I have a df that I intend to visualise as a stacked percentage bar plot, with the stacks ordered in descending order. The df contains values in proportion and has been transformed into long format. Below is a reprex with some dummy data that is based on the real data I'm using.
df<- data.frame(ID=c("A","B","C","D","E"),
a1=c((0.452),(0.558),(0.554),(0.484),(0.661)),
a2=c((0.326),(0.373),(0.465),(0.434),(0.499)),
a3=c((0.450),(0.481),(0.613),(0.473),(0.504)),
a4=c((0.561),(0.681),(0.633),(0.504),(0.723)))
dflong<-df%>%
pivot_longer(!ID, names_to="aa", values_to="prop")
dflong$ID<-as.factor(dflong$ID)
# A tibble: 15 × 3
ID aa prop
<fct> <chr> <dbl>
1 A a1 0.452
2 A a2 0.326
3 A a3 0.45
4 A a4 0.561
5 B a1 0.558
6 B a2 0.373
7 B a3 0.481
8 B a4 0.681
9 C a1 0.554
10 C a2 0.465
11 C a3 0.613
12 C a4 0.633
13 D a1 0.484
14 D a2 0.434
15 D a3 0.473
dflong %>%
ggplot(aes(x=ID,y=prop, fill=reorder(aa,-prop))) +
geom_col(position ="fill", data=dflong%>%filter(ID=="A")) +
geom_col(position ="fill", data=dflong%>%filter(ID=="B")) +
geom_col(position ="fill", data=dflong%>%filter(ID=="C")) +
geom_col(position ="fill", data=dflong%>%filter(ID=="D")) +
geom_col(position ="fill", data=dflong%>%filter(ID=="E")) +
geom_text(aes(label=scales::percent(prop)),
position=position_fill(vjust=.5), size=3, colour="black") +
scale_y_continuous(labels = NULL, breaks = NULL)+
scale_fill_brewer(palette="GnBu",
name="")+
coord_flip()+
theme_minimal()+
theme(legend.position = "bottom",
legend.direction = "horizontal") +
labs(caption="",
x="",
y="")
My problem is that the resulting plot will always switch between the 2 values within the variable "C", that is the stacked bar chart will exchange the values of C-a1 and C-a3. The image of the plot will demonstrate the issue clearly.
For variable C, a1 should be 55.4% and a3 should be 61.3%
I have tried changing ID into factor, changing aa into factor, reordering the values in the original df, restarting a new session, updating RStudio, and running the code on the R GNU (in case it was an RStudio issue), but nothing I have done so far has fixed this problem.
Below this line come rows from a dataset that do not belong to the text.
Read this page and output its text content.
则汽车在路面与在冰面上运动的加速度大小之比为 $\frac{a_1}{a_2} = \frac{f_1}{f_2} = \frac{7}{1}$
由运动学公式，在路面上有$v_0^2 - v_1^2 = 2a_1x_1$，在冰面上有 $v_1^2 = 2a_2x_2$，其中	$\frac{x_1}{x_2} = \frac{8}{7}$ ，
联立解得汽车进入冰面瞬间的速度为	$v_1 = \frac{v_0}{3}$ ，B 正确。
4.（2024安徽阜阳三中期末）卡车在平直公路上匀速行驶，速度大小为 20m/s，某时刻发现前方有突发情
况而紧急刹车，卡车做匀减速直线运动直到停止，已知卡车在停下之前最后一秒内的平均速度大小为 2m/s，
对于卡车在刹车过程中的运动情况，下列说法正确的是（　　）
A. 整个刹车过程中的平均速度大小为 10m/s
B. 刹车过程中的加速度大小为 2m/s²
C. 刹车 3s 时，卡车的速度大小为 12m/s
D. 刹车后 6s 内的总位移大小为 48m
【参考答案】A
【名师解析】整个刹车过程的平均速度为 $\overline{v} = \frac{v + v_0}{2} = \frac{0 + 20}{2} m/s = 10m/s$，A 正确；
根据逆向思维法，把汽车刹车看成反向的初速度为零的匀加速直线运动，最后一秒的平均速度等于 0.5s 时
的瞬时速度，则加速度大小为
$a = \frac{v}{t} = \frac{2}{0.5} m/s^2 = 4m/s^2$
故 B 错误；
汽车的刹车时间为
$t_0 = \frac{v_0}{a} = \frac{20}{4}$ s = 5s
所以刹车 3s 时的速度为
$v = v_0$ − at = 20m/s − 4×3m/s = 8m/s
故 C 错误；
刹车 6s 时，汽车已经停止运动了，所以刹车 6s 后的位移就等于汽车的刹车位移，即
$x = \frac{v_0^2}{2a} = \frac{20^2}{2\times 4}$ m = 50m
It seems to only affect 1 'variable' which is the C variable, and only for values of a1 and a3. I'm at my wits ends and will appreciate any kind of help, as the console isn't specifying an exact error that's causing this.
EDIT: The reason I have used five separate geom_col
functions is to ensure that each columns are stacked horizontally. This was largely influenced by the answer to this question.